Sales reps frequently offer opportunities to dentists for hands-on training as well. Take dental implants, for example. Levin Group finds that restorative doctors handling only one, two or three implant cases a year typically identify only the most obvious and simple ones. A positive and productive experience with a sales rep can change all that. By providing education and guidance, a sales rep can help take a restorative doctor to the next level of profitability and help improve their skills.
So what should you look for when meeting a sales rep? First of all, promptness. Do they keep you waiting? Your dental practice revolves around a carefully built schedule. Obviously you shouldn’t work with reps who don’t respect that.
Another key thing to look out for is how willing they are to understand your practice. Do they try to control the agenda when you meet them or are they open to questions and input from you?
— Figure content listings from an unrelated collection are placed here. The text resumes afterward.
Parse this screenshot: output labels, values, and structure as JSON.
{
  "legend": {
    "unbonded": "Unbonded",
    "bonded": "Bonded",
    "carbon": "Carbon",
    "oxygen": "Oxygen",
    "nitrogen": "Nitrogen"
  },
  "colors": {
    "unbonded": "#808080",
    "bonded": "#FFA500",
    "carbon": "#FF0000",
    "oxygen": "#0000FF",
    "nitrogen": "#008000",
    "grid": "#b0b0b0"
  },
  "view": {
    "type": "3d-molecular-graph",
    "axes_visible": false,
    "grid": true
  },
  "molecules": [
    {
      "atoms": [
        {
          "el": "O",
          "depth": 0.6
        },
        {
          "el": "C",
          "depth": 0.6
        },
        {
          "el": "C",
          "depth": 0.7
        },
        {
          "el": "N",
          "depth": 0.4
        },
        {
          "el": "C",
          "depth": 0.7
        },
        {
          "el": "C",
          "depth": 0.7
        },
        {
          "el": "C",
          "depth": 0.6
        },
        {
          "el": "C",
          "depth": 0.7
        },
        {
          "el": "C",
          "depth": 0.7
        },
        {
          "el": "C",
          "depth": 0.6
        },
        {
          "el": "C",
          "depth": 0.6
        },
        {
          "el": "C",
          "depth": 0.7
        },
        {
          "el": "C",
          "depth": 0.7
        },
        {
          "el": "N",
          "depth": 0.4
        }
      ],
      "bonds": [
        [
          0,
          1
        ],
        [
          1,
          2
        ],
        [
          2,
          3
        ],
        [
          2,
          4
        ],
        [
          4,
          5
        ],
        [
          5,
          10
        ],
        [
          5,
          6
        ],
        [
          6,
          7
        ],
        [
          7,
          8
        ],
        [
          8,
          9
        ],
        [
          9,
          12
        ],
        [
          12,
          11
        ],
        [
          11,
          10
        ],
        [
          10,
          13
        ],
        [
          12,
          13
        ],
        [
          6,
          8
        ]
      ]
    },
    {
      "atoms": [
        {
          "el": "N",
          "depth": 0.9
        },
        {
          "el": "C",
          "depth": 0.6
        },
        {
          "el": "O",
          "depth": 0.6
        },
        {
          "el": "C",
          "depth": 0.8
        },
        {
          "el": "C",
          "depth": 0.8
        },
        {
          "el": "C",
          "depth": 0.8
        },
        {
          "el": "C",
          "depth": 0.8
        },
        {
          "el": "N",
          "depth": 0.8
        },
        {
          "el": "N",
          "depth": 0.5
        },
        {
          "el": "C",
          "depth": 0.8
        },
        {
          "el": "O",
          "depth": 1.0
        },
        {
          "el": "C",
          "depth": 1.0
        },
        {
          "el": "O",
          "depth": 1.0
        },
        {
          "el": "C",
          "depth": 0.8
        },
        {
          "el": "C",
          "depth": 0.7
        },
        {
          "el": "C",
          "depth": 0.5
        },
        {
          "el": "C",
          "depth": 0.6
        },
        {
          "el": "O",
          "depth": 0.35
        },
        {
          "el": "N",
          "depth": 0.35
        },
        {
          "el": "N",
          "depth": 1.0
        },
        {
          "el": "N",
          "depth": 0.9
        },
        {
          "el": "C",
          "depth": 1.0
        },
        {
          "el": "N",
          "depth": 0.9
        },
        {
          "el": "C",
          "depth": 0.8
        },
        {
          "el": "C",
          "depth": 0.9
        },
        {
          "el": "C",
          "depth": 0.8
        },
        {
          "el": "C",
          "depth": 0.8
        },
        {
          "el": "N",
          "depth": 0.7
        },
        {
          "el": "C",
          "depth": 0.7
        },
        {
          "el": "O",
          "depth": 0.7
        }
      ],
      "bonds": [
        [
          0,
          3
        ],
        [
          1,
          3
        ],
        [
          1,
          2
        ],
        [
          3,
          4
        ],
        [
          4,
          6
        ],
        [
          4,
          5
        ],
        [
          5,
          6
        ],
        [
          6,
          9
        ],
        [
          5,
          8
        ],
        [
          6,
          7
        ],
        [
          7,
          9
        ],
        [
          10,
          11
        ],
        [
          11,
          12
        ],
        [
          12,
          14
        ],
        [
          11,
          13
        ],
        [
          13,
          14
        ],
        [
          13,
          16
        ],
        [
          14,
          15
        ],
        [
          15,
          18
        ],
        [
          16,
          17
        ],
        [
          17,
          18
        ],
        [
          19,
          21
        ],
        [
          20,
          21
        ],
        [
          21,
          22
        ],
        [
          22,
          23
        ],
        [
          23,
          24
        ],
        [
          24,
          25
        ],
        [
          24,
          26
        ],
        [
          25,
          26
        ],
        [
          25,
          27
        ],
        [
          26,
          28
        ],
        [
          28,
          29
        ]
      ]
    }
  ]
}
It’s also important to assess how committed they are to delivering excellent service. Many companies have similar products that may be of comparable quality. When that happens, service is the only differentiating factor. What will this company do for you that another won’t?
Dentists have traditionally undervalued the sales rep, but they need to understand and be aware that reps are highly knowledgeable people. In many cases, the rep has more basic knowledge than the dentist about a product, material or technology. I believe the sales rep is one of the best continuing education opportunities in dentistry.
Dentists can often receive more valuable information in a one-hour meeting with a sales representative than in a three-day meeting of some other type.
Therefore, in order to help practices raise their knowledge and skills, it is up to dentists to take advantage of working with such knowledgeable individuals when they come into their practices. Sending them away because you don’t have time to see them might save you minutes, but it could cost you a whole lot more.